"Each step forward has a sacred meaning of its own"   Sri Chinmoy

Maynooth 2 Mile - June 15th - Ireland

Several times over the years I've had strange dreams of running in a race, looking for the lap counting station or the finish and not finding it, running on and on and getting anxious about how far there is to go as the race becomes an endless loop. That's not the sort of dream you want to come true but it kind of did at this 2 Miler!

I'd run at the university/seminary in Maynooth back in 2013, coming back from severe illness and injury, so my course pb was a modest 15:50 or so. Having spent 2 weeks without running since Czechman (needing to clear up some niggles before the next epic challenge, the 14 Peaks Ultra) I had no pretensions of running a 12-something, but I was hoping at least to get under that previous Maynooth time and perhaps get close to 13 minutes. The morning was beautiful, sunshine with a thin layer of cool mist over the parkland, as we gathered at the start. I did a good 20-minute jog warmup, first out there as usual, watching the international family of runners arrive. As well as Nirbhasa and Gianluca who I knew would be ahead of me, there were 3 younger Latvians, 2 of whom I had duelled with in recent 7-hour walks (Emanuels and Peteris) and the evergreen Jwalanta, bouncing back from an injury layoff and looking fresh.

After the race prayer and a brief silence we headed off under the trees on a wonderfully flat and scenic loop course. Ambarish had announced it a 3 laps of the loop, turning right at Tejvan's marshal point each time, then straight-on-at-Tejvan after completing the third loop to run in to the finish by the church. At first all went well, I was running what felt like a sustainable pace (just under 7 minute miling I think) and gradually edging my way up the field, past Edgarz, the Latvian musician, into 3rd place betwee Nirbhasa and Jwalanta.

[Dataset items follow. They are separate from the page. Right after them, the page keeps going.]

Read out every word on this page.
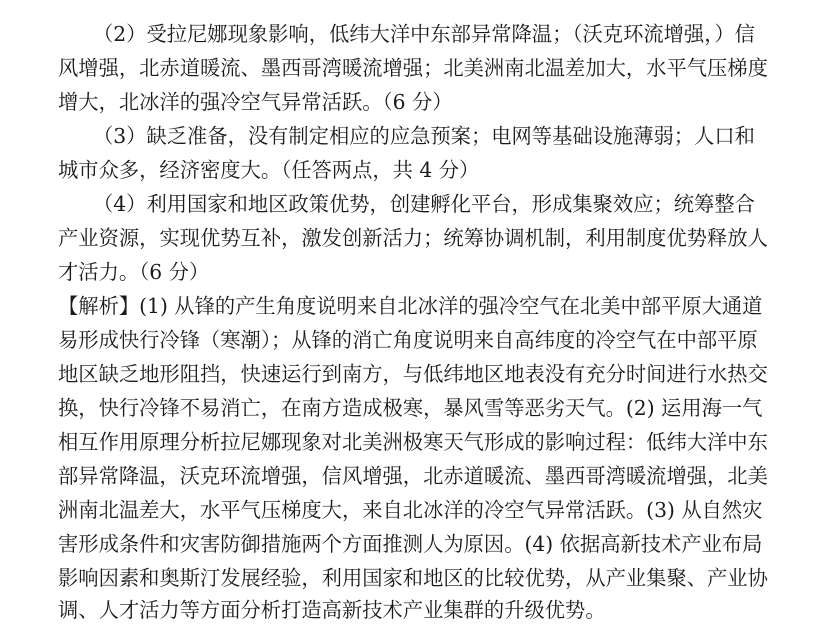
（2）受拉尼娜现象影响，低纬大洋中东部异常降温；（沃克环流增强，）信
风增强，北赤道暖流、墨西哥湾暖流增强；北美洲南北温差加大，水平气压梯度
增大，北冰洋的强冷空气异常活跃。（6 分）
（3）缺乏准备，没有制定相应的应急预案；电网等基础设施薄弱；人口和
城市众多，经济密度大。（任答两点，共 4 分）
（4）利用国家和地区政策优势，创建孵化平台，形成集聚效应；统筹整合
产业资源，实现优势互补，激发创新活力；统筹协调机制，利用制度优势释放人
才活力。（6 分）
【解析】(1) 从锋的产生角度说明来自北冰洋的强冷空气在北美中部平原大通道
易形成快行冷锋（寒潮）；从锋的消亡角度说明来自高纬度的冷空气在中部平原
地区缺乏地形阻挡，快速运行到南方，与低纬地区地表没有充分时间进行水热交
换，快行冷锋不易消亡，在南方造成极寒，暴风雪等恶劣天气。(2) 运用海一气
相互作用原理分析拉尼娜现象对北美洲极寒天气形成的影响过程：低纬大洋中东
部异常降温，沃克环流增强，信风增强，北赤道暖流、墨西哥湾暖流增强，北美
洲南北温差大，水平气压梯度大，来自北冰洋的冷空气异常活跃。(3) 从自然灾
害形成条件和灾害防御措施两个方面推测人为原因。(4) 依据高新技术产业布局
影响因素和奥斯汀发展经验，利用国家和地区的比较优势，从产业集聚、产业协
调、人才活力等方面分析打造高新技术产业集群的升级优势。
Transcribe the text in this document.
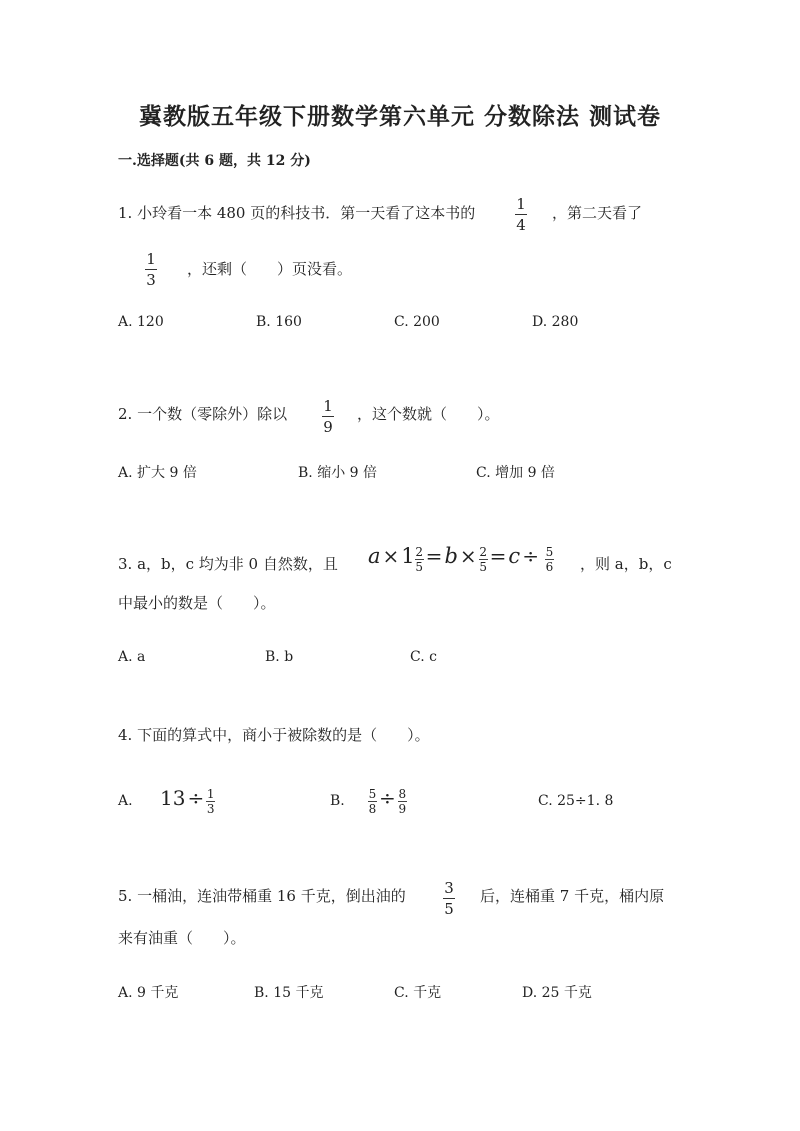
冀教版五年级下册数学第六单元 分数除法 测试卷
一.选择题(共 6 题，共 12 分)
1. 小玲看一本 480 页的科技书．第一天看了这本书的	1
4
，第二天看了
1
3
，还剩（　　）页没看。
A. 120	B. 160	C. 200	D. 280
2. 一个数（零除外）除以 1
9
，这个数就（　　）。
A. 扩大 9 倍	B. 缩小 9 倍	C. 增加 9 倍
3. a，b，c 均为非 0 自然数，且 $a \times 1 \frac{2}{5} =b \times \frac{2}{5} =c \div \frac{5}{6}$ ，则 a，b，c
中最小的数是（　　）。
A. a	B. b	C. c
4. 下面的算式中，商小于被除数的是（　　）。
A. $13 \div \frac{1}{3}$	B. $\frac{5}{8} \div \frac{8}{9}$	C. 25÷1. 8
5. 一桶油，连油带桶重 16 千克，倒出油的	3
5
后，连桶重 7 千克，桶内原
来有油重（　　）。
A. 9 千克	B. 15 千克	C. 千克	D. 25 千克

The morning was really fresh and gorgeous and it felt great to be running again after the layoff. Surprisingly, as the laps went by, Nirbhasa didn't widen the gap and I could stll see him 50m or so up ahead, with Gianluca already out of sight at the front. As we came to the end of the third lap, Tejvan was frantically signalling to both of us (myself and Nirbhasa) to turn right again, but we overrode that marshal instruction - I remember calling out that we'd done 3 laps and this time we had to go straight. Nirbhasa and I both went for it, ignoring Tejvan and sticking to what we thought was the brief - but how wrong we were :)

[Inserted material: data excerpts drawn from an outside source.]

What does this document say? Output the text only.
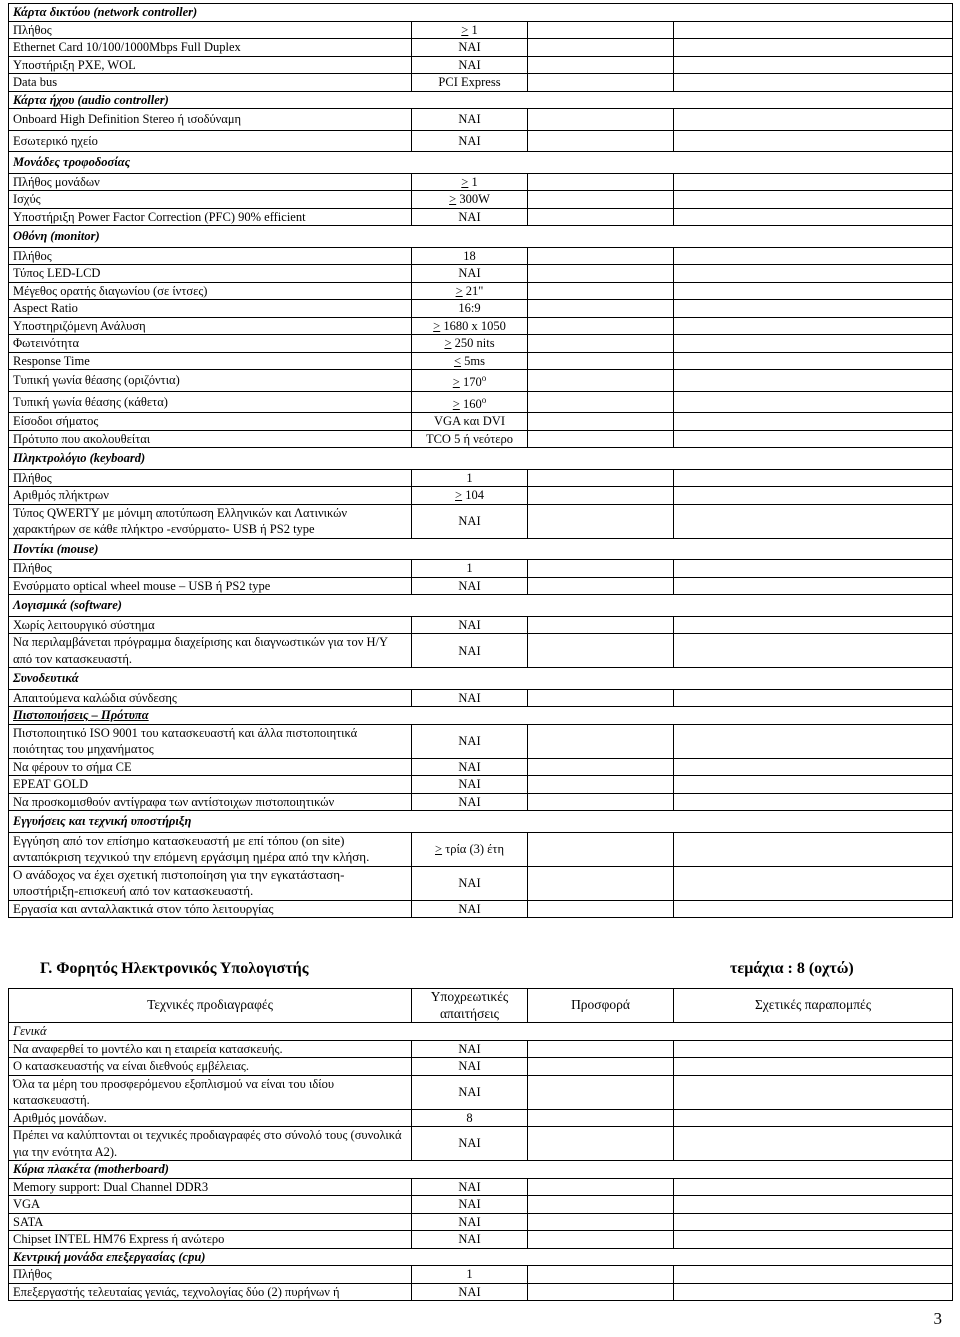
Κάρτα δικτύου (network controller)			
Πλήθος	≥ 1		
Ethernet Card 10/100/1000Mbps Full Duplex	ΝΑΙ		
Υποστήριξη PXE, WOL	ΝΑΙ		
Data bus	PCI Express		
Κάρτα ήχου (audio controller)			
Onboard High Definition Stereo ή ισοδύναμη	ΝΑΙ		
Εσωτερικό ηχείο	ΝΑΙ		
Μονάδες τροφοδοσίας			
Πλήθος μονάδων	≥ 1		
Ισχύς	≥ 300W		
Υποστήριξη Power Factor Correction (PFC) 90% efficient	ΝΑΙ		
Οθόνη (monitor)			
Πλήθος	18		
Τύπος LED-LCD	ΝΑΙ		
Μέγεθος ορατής διαγωνίου (σε ίντσες)	≥ 21"		
Aspect Ratio	16:9		
Υποστηριζόμενη Ανάλυση	≥ 1680 x 1050		
Φωτεινότητα	≥ 250 nits		
Response Time	≤ 5ms		
Τυπική γωνία θέασης (οριζόντια)	≥ $170^o$		
Τυπική γωνία θέασης (κάθετα)	≥ $160^o$		
Είσοδοι σήματος	VGA και DVI		
Πρότυπο που ακολουθείται	TCO 5 ή νεότερο		
Πληκτρολόγιο (keyboard)			
Πλήθος	1		
Αριθμός πλήκτρων	≥ 104		
Τύπος QWERTY με μόνιμη αποτύπωση Ελληνικών και Λατινικών χαρακτήρων σε κάθε πλήκτρο -ενσύρματο- USB ή PS2 type	ΝΑΙ		
Ποντίκι (mouse)			
Πλήθος	1		
Ενσύρματο optical wheel mouse – USB ή PS2 type	ΝΑΙ		
Λογισμικά (software)			
Χωρίς λειτουργικό σύστημα	ΝΑΙ		
Να περιλαμβάνεται πρόγραμμα διαχείρισης και διαγνωστικών για τον Η/Υ από τον κατασκευαστή.	ΝΑΙ		
Συνοδευτικά			
Απαιτούμενα καλώδια σύνδεσης	ΝΑΙ		
Πιστοποιήσεις – Πρότυπα			
Πιστοποιητικό ISO 9001 του κατασκευαστή και άλλα πιστοποιητικά ποιότητας του μηχανήματος	ΝΑΙ		
Να φέρουν το σήμα CE	ΝΑΙ		
EPEAT GOLD	ΝΑΙ		
Να προσκομισθούν αντίγραφα των αντίστοιχων πιστοποιητικών	ΝΑΙ		
Εγγυήσεις και τεχνική υποστήριξη			
Εγγύηση από τον επίσημο κατασκευαστή με επί τόπου (on site) ανταπόκριση τεχνικού την επόμενη εργάσιμη ημέρα από την κλήση.	> τρία (3) έτη		
Ο ανάδοχος να έχει σχετική πιστοποίηση για την εγκατάσταση-υποστήριξη-επισκευή από τον κατασκευαστή.	ΝΑΙ		
Εργασία και ανταλλακτικά στον τόπο λειτουργίας	ΝΑΙ		
Γ. Φορητός Ηλεκτρονικός Υπολογιστής	τεμάχια : 8 (οχτώ)
Τεχνικές προδιαγραφές	Υποχρεωτικές απαιτήσεις	Προσφορά	Σχετικές παραπομπές
Γενικά			
Να αναφερθεί το μοντέλο και η εταιρεία κατασκευής.	ΝΑΙ		
Ο κατασκευαστής να είναι διεθνούς εμβέλειας.	ΝΑΙ		
Όλα τα μέρη του προσφερόμενου εξοπλισμού να είναι του ιδίου κατασκευαστή.	ΝΑΙ		
Αριθμός μονάδων.	8		
Πρέπει να καλύπτονται οι τεχνικές προδιαγραφές στο σύνολό τους (συνολικά για την ενότητα Α2).	ΝΑΙ		
Κύρια πλακέτα (motherboard)			
Memory support: Dual Channel DDR3	ΝΑΙ		
VGA	ΝΑΙ		
SATA	ΝΑΙ		
Chipset INTEL HM76 Express ή ανώτερο	ΝΑΙ		
Κεντρική μονάδα επεξεργασίας (cpu)			
Πλήθος	1		
Επεξεργαστής τελευταίας γενιάς, τεχνολογίας δύο (2) πυρήνων ή	ΝΑΙ		
3
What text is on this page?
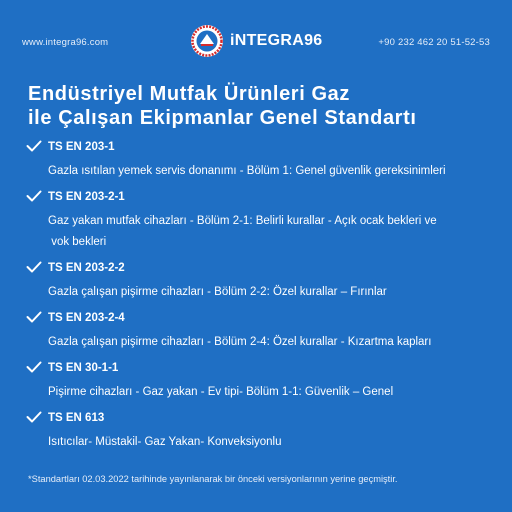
www.integra96.com	iNTEGRA96	+90 232 462 20 51-52-53
Endüstriyel Mutfak Ürünleri Gaz
ile Çalışan Ekipmanlar Genel Standartı
TS EN 203-1
Gazla ısıtılan yemek servis donanımı - Bölüm 1: Genel güvenlik gereksinimleri
TS EN 203-2-1
Gaz yakan mutfak cihazları - Bölüm 2-1: Belirli kurallar - Açık ocak bekleri ve
vok bekleri
TS EN 203-2-2
Gazla çalışan pişirme cihazları - Bölüm 2-2: Özel kurallar – Fırınlar
TS EN 203-2-4
Gazla çalışan pişirme cihazları - Bölüm 2-4: Özel kurallar - Kızartma kapları
TS EN 30-1-1
Pişirme cihazları - Gaz yakan - Ev tipi- Bölüm 1-1: Güvenlik – Genel
TS EN 613
Isıtıcılar- Müstakil- Gaz Yakan- Konveksiyonlu
*Standartları 02.03.2022 tarihinde yayınlanarak bir önceki versiyonlarının yerine geçmiştir.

After the short straight section there was no finish line - and no clear way to the church, which we could see beyond a wall. We went left, followed around the perimeter of the church, kept going, across the front of the college, round the back - Nirbhasa at this point realised the game was up and stopped running when he'd clearly covered the 2 miles. I jogged on to the finish, realising we should have gone right-then-left at Tejvan after 3 laps. Everyone else knew - but somehow the 2 of us hadn't got the memo

So, instead of a glorious third place and the honour of being in-the-fruit, I settled for around 8th and a very slow time. I think in reality it was around 14 mins for the 2 miles or maybe a bit over, 14.30 perhaps. Who knows. It was, as they say, a lesson learned. And learned on a lovely, fresh, sunny-and-cool-and-misty Irish morning. Great to be racing again.